“Manuel Álvarez Bravo, los años decisivos” fue una exposición organizada en 1992 por el crítico de fotografía José Antonio Rodríguez (1961-2021) para el Museo de Arte Moderno de la Ciudad de México. Dicha exposición ha inspirado la que ahora presentamos aquí, a 120 años del natalicio de don Manuel.

Estas 62 obras conforman una pequeña síntesis de la creación de Álvarez Bravo durante los años veinte, treinta y cuarenta del siglo pasado, que coinciden con el periodo conocido como Renacimiento cultural mexicano, cuya efervescencia sin precedentes atrajo a visitantes y creadores de otros horizontes.

El estilo muy personal de Álvarez Bravo se delineó durante aquellas décadas, al dejar atrás el pictorialismo representado por el alemán Hugo Brehme, con la revelación del cubismo y la abstracción. Fueron también  determinantes el aprendizaje de la composición con los pintores muralistas Diego Rivera y José Clemente Orozco para los cuales trabajó como fotógrafo, su admiración por el francés Eugène Atget, la influencia de las vanguardias fotográficas así como una sostenida pasión por las artes plásticas, la música y la literatura.

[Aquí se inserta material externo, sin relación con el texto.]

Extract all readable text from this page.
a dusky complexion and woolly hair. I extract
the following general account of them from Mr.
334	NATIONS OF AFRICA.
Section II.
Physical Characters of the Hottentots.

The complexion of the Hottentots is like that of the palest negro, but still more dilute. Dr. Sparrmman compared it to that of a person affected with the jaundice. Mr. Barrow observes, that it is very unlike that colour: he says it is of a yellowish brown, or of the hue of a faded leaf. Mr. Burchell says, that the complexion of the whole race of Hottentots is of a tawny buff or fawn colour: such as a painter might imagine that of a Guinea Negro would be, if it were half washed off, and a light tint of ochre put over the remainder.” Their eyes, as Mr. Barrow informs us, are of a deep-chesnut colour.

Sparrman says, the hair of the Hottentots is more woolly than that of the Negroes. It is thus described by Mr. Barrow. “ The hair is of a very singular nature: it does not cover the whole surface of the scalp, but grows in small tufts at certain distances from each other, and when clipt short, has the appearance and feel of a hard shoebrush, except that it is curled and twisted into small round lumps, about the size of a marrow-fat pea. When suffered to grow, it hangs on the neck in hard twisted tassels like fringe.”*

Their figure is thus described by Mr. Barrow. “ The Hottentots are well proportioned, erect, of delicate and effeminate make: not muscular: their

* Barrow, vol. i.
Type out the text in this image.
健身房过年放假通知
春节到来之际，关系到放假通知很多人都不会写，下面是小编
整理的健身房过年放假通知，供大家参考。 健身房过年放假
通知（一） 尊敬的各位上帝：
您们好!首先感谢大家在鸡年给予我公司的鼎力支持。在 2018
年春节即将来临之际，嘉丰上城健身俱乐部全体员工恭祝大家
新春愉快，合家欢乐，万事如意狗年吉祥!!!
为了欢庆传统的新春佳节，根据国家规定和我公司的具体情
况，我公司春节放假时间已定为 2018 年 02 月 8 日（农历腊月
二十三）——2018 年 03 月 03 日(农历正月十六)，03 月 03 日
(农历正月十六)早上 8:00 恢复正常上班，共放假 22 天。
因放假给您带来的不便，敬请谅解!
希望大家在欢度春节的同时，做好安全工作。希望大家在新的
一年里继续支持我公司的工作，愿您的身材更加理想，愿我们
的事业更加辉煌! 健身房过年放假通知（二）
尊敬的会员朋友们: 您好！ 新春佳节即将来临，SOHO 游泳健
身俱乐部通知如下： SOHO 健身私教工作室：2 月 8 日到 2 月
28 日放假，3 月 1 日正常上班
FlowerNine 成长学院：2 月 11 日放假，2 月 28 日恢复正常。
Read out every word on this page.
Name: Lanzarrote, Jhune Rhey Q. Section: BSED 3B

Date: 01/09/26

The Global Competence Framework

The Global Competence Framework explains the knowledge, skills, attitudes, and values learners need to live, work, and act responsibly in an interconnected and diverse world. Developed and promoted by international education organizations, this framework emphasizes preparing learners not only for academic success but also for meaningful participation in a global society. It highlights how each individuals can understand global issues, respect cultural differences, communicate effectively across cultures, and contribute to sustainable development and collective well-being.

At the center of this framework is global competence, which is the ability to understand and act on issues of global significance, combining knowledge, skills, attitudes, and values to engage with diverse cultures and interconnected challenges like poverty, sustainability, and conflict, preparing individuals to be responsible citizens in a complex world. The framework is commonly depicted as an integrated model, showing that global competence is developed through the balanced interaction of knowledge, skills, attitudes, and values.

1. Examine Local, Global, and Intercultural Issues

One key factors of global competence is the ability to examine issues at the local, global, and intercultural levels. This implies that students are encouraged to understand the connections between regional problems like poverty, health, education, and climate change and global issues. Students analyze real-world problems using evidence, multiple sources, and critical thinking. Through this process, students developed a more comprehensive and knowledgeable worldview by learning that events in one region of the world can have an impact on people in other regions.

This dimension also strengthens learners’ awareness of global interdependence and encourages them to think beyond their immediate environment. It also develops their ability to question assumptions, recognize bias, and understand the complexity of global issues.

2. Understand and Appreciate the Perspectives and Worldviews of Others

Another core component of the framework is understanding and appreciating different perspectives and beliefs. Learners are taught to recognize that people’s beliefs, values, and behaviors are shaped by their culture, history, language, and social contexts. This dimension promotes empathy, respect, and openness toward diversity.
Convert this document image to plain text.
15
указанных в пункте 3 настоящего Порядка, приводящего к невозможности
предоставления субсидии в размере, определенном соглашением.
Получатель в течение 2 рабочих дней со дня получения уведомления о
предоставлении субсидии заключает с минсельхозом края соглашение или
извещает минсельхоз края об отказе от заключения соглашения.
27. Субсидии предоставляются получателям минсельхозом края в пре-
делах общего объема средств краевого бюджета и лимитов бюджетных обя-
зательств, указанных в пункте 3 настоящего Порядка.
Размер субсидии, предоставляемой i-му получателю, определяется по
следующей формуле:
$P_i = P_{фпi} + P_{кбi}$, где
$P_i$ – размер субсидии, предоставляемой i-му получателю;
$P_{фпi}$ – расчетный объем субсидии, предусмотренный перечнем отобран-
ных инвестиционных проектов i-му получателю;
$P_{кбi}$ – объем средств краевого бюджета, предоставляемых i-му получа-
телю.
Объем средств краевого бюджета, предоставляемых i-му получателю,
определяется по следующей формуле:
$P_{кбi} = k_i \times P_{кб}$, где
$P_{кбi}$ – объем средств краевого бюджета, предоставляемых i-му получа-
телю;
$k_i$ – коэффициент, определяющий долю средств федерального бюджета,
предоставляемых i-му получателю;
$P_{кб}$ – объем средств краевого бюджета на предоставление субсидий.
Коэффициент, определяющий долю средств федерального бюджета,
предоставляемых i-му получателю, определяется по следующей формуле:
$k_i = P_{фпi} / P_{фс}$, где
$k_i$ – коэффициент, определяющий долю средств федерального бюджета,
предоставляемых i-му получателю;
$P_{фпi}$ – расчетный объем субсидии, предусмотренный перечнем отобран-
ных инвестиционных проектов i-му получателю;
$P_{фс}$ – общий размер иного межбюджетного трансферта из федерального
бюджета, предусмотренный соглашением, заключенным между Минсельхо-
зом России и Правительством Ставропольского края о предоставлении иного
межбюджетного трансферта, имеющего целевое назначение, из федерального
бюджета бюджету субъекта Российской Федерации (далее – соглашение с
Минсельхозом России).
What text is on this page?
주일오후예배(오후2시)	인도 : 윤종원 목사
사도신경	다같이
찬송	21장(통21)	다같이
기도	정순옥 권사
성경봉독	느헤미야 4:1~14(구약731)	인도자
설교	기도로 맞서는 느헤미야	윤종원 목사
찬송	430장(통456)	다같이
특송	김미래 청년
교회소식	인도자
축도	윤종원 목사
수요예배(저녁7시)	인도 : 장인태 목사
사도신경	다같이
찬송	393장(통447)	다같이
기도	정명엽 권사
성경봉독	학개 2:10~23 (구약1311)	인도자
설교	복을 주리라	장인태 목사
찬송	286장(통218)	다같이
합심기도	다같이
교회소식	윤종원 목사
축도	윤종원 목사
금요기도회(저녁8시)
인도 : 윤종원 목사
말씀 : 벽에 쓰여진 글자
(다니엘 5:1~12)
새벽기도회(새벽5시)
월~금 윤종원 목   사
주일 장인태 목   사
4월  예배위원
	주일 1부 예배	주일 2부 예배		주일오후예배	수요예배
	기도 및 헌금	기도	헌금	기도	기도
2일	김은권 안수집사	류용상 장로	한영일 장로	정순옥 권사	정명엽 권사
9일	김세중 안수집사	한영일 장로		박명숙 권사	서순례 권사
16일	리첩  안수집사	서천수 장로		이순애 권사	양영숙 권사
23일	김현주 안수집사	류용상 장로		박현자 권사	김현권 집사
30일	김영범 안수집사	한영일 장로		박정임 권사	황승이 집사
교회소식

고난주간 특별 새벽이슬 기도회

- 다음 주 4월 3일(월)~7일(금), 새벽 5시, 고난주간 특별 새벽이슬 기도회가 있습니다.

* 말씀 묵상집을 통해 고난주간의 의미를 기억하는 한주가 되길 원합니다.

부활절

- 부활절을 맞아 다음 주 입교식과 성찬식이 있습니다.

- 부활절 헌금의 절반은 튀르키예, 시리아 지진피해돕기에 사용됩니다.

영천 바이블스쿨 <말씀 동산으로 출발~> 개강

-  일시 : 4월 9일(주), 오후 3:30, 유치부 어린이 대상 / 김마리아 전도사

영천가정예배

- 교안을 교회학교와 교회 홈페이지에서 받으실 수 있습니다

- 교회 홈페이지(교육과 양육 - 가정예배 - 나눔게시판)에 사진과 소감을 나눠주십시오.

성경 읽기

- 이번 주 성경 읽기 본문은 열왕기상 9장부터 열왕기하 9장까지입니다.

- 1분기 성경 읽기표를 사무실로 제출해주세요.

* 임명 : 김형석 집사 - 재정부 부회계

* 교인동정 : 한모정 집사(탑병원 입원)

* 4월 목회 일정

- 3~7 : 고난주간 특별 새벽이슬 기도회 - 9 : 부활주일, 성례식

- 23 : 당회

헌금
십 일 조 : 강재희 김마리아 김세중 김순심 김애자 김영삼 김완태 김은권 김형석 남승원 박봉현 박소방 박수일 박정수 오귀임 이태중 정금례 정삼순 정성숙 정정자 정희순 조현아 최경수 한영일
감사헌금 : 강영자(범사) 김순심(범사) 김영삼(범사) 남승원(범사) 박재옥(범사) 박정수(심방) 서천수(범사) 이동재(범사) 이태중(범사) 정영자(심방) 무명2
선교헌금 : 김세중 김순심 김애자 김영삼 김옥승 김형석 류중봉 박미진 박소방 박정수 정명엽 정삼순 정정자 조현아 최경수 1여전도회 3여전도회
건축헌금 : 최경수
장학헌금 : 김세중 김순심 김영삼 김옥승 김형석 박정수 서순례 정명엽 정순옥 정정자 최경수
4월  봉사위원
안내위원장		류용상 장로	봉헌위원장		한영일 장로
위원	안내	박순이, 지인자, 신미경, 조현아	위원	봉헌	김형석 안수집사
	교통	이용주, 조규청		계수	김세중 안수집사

El encuentro de Álvarez Bravo con André Breton hizo posible La buena fama durmiendo, la única de sus obras que el fotógrafo mexicano reconoció como surrealista. Un artículo en la revista Minotaure, fundada por Breton, parece haber inscrito la obra de Álvarez Bravo en esa corriente de manera definitiva. Quizás sin simplemente tengamos que hablar de  “poesía visual”, como lo hizo Diego Rivera.

Más allá de las etiquetas atribuidas por los climas estéticos, sociales o políticos, nos encontramos ante un artista en el que la sensibilidad humana, la pasión por las formas, el gusto por el pensamiento y la lectura modulan una obra muy personal en este artista mexicano y universal.

Encontramos los temas que Álvarez Bravo frecuentó durante su larga vida: estudios de formas, paisajes, desnudos, trabajadores, fiestas populares, retratos, el sueño y la muerte, con el corolario de la condición humana plasmada en la vida cotidiana.

Esta exposición busca tender un puente entre los tiempos presentes y aquellas remotas décadas de los años veinte a los cuarenta del siglo pasado, que ahora pueden resultar una antigüedad para los jóvenes, pero que sientan el precedente de una raíz, un origen, una herencia en esta actualidad avasallada por las imágenes instantáneas que atrapan de modo fugaz la atención de las nuevas generaciones. 

 En 1983 se presentó la exposición “Manuel Álvarez Bravo” en la Casa de Cultura de San Cristóbal. Hoy, exactamente cuarenta años después, vuelve don Manuel con estos “Años decisivos” dirigidos a los habitantes y los visitantes de San Cristóbal de las Casas y a todos los chiapanecos, antes de proseguir su viaje por la República Mexicana.